Hal yang paling menarik dari SMPN 33 Semarang adalah memiliki agen perubahan di mana siswa-siswi di sana berperan aktif menjaga dan melindungi rekannya dari bahaya bullying atau perundungan yang kerap terjadi di banyak sekolah.

Kepala Sekolah SMPN 33 Semarang Didik Teguh Prihanto mengatakan agen perubahan adalah ikon SMPN 33 Semarang yang telah didukung oleh United Nations Children's Fund (UNICEF) untuk mencegah perundungan. Agen Perubahan dipilih oleh seluruh murid dan menghasilkan komitmen untuk mencegah perundungan dan menerapkan disiplin positif.

Para guru juga mendorong murid agar selalu mengomunikasikan permasalahan yang terjadi kepada guru.

“Citra sekolahku rumah keduaku merupakan ruh bagi SMPN 33 Semarang agar bisa menjadi wadah bagi murid, guru, pegawai sekolah, orang tua murid dan komunitas lainnya terkait sekolah untuk saling berinteraksi,” kata Didik di SMPN 33 Semarang, Jawa Tengah, Selasa (17/9).
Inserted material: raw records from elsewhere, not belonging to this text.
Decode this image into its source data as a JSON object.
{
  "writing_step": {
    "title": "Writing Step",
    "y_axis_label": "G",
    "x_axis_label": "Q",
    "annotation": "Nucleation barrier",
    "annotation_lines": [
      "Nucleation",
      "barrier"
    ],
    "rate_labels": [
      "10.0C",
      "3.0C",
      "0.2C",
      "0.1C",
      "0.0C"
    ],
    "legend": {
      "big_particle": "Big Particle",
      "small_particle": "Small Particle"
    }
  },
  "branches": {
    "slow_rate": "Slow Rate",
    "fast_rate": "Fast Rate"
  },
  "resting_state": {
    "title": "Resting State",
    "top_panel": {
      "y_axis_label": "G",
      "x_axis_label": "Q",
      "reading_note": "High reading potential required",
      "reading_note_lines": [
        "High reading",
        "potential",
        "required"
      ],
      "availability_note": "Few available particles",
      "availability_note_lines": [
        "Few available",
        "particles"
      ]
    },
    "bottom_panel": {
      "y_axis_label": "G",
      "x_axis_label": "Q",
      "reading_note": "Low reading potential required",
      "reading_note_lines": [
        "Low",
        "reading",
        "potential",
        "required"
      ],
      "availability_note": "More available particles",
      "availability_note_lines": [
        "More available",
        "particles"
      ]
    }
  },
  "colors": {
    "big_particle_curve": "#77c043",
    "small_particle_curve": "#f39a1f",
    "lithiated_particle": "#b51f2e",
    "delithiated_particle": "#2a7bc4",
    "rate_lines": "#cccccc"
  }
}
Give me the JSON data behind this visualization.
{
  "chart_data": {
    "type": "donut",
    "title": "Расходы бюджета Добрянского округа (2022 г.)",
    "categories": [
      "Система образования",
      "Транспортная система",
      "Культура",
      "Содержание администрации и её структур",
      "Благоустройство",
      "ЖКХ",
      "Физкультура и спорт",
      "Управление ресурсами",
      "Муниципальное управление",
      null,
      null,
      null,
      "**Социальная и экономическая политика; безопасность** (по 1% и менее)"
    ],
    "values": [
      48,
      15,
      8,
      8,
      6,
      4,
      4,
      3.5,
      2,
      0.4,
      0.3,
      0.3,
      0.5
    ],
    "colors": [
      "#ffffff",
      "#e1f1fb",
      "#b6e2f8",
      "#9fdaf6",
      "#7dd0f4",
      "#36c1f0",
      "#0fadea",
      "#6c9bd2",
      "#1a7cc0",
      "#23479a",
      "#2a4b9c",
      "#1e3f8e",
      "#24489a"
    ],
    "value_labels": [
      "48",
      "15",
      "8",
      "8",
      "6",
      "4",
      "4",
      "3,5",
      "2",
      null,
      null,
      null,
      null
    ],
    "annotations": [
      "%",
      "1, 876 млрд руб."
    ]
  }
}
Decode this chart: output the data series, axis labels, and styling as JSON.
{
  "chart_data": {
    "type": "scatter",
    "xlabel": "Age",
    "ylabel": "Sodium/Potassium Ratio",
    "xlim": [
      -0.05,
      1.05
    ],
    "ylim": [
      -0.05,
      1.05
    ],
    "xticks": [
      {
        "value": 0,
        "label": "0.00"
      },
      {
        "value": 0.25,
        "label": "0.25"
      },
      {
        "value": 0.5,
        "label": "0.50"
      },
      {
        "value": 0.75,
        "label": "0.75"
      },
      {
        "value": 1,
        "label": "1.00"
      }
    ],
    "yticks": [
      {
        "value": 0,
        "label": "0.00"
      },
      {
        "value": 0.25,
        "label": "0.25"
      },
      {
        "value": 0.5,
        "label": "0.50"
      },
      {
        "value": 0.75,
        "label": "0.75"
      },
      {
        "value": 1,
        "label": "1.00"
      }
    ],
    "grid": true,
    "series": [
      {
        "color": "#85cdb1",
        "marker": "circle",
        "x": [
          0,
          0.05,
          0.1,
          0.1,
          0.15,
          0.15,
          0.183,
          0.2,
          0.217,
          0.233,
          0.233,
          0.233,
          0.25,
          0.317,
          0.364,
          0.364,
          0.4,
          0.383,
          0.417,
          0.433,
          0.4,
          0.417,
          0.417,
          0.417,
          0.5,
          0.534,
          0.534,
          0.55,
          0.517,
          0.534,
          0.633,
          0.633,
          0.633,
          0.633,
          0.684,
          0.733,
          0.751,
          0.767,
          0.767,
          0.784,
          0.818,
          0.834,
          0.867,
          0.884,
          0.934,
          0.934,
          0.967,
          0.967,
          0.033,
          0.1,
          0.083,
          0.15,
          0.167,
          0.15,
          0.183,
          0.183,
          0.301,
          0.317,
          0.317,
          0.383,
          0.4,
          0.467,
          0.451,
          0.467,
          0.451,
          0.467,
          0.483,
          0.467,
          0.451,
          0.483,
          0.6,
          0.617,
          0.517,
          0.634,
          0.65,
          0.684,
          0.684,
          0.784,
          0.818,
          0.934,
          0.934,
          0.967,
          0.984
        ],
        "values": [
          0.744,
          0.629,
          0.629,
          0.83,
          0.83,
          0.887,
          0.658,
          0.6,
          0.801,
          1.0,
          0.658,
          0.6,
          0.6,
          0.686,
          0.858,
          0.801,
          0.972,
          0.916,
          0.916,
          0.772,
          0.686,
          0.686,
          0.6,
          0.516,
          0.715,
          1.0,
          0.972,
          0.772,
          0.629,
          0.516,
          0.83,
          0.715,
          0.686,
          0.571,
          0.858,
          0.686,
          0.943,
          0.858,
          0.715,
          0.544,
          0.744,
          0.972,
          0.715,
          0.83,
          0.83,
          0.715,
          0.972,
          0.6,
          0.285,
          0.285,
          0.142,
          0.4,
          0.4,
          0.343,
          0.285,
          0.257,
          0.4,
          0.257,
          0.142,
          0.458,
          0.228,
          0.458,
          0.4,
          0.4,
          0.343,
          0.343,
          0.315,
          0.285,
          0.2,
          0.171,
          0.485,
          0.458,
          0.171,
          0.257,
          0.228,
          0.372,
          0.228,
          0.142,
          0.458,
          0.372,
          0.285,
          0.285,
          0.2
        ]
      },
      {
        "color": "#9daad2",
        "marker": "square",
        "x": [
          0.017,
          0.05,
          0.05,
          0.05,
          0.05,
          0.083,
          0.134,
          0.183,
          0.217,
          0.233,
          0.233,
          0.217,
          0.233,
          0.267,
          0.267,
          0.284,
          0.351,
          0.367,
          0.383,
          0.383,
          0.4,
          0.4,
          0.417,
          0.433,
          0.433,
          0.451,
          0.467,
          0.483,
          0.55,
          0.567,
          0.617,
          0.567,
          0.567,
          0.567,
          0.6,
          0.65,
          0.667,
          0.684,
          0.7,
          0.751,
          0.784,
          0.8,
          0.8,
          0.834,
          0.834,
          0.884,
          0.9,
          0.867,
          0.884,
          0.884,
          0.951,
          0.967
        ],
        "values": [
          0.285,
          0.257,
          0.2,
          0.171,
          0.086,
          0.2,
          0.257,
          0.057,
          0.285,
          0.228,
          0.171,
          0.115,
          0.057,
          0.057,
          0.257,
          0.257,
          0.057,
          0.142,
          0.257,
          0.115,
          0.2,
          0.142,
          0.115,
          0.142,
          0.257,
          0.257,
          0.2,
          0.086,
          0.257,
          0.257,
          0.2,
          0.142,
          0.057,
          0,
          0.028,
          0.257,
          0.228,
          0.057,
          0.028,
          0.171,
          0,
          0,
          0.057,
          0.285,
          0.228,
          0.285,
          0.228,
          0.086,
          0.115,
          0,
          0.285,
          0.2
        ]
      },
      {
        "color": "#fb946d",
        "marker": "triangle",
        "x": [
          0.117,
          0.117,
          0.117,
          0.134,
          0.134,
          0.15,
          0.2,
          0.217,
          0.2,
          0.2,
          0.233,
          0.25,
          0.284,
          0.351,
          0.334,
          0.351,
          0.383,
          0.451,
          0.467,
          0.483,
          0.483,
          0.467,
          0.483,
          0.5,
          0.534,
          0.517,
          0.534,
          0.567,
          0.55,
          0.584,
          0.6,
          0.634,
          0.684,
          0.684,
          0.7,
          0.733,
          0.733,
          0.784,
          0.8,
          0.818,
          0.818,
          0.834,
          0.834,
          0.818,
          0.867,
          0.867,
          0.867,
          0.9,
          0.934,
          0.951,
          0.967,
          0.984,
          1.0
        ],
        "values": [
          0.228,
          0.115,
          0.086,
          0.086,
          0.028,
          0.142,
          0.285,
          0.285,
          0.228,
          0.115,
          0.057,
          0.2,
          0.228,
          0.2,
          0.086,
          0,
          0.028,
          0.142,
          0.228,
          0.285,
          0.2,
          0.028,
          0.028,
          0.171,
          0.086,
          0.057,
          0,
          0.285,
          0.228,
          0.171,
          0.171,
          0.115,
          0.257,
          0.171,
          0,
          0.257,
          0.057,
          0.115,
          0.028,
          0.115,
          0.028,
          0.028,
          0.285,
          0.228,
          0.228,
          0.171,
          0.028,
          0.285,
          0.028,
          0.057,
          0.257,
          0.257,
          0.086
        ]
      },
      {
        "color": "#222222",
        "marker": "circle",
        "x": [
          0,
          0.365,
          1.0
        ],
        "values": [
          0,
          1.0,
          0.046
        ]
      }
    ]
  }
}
Baca Juga: Antisipasi Kabut Asap, Warga Sekolah di Balikpapan Gunakan Masker

2. Tugas agen perubahan mengubah sikap siswa-siswi yang semula buruk menjadi baik

Mengenal SMPN 33, Sekolah Ramah Anak Pertama di Kota SemarangIDN Times/Fitang Budhi Adhitia

Tugas agen perubahan, jelas Didik, mengubah siswa-siswi yang memiliki kebiasaan-kebiasaan buruk di sekolah menjadi lebih baik lagi dengan pendekatan yang komunikatif serta kekeluargaan.

“Kita membiasakan senyum, sapa, salim setiap ketemu guru-guru di sekolah oleh murid. Selain itu ada variasi pembelajaran, jadi tidak harus belajar di kelas, kadang di musala agar ada suasana yang berbeda. Penanaman nasionalisme, kami setting upacara itu tidak kalah dengan di Istana Negara,” jelasnya.

3. Wali Kota Semarang apresiasi setiap kegiatan baik yang dibuat oleh SMPN 33

Mengenal SMPN 33, Sekolah Ramah Anak Pertama di Kota SemarangIDN Times/Fitang Budhi Adhitia

Wali Kota Semarang, Hendrar Prihadi, yang ikut dalam kunjungan Media Trip ini mengatakan, SMPN 33 harus bisa menjadi contoh bagi sekolah lain untuk mendapat predikat SRA sehingga Semarang bisa menjadi Kota Layak Anak (KLA) pertama di Indonesia.

"Sekolah ini dulunya termasuk sekolah terpencil, namun mengalami perkembangan yang cepat. Oleh karenanya, kami juga memilih kepala sekolah yang memiliki visi dan misi yang maju dan mengedepankan kepentingan terbaik bagi anak," ujar Hendi.

4. SRA dapat terwujud jika seluruh pihak mau memperhatikan kebutuhan anak

Mengenal SMPN 33, Sekolah Ramah Anak Pertama di Kota SemarangIDN Times/Fitang Budhi Adhitia

Sementara itu, Asisten Deputi Pemenuhan Hak Anak atas Pendidikan, Kreativitas, dan Budaya KPPPA Elvi Hendrani mengatakan untuk menuju SRA semua orang dewasa harus menjadi orang tua dan sahabat anak dan bergerak dengan prinsip kepentingan terbaik bagi anak.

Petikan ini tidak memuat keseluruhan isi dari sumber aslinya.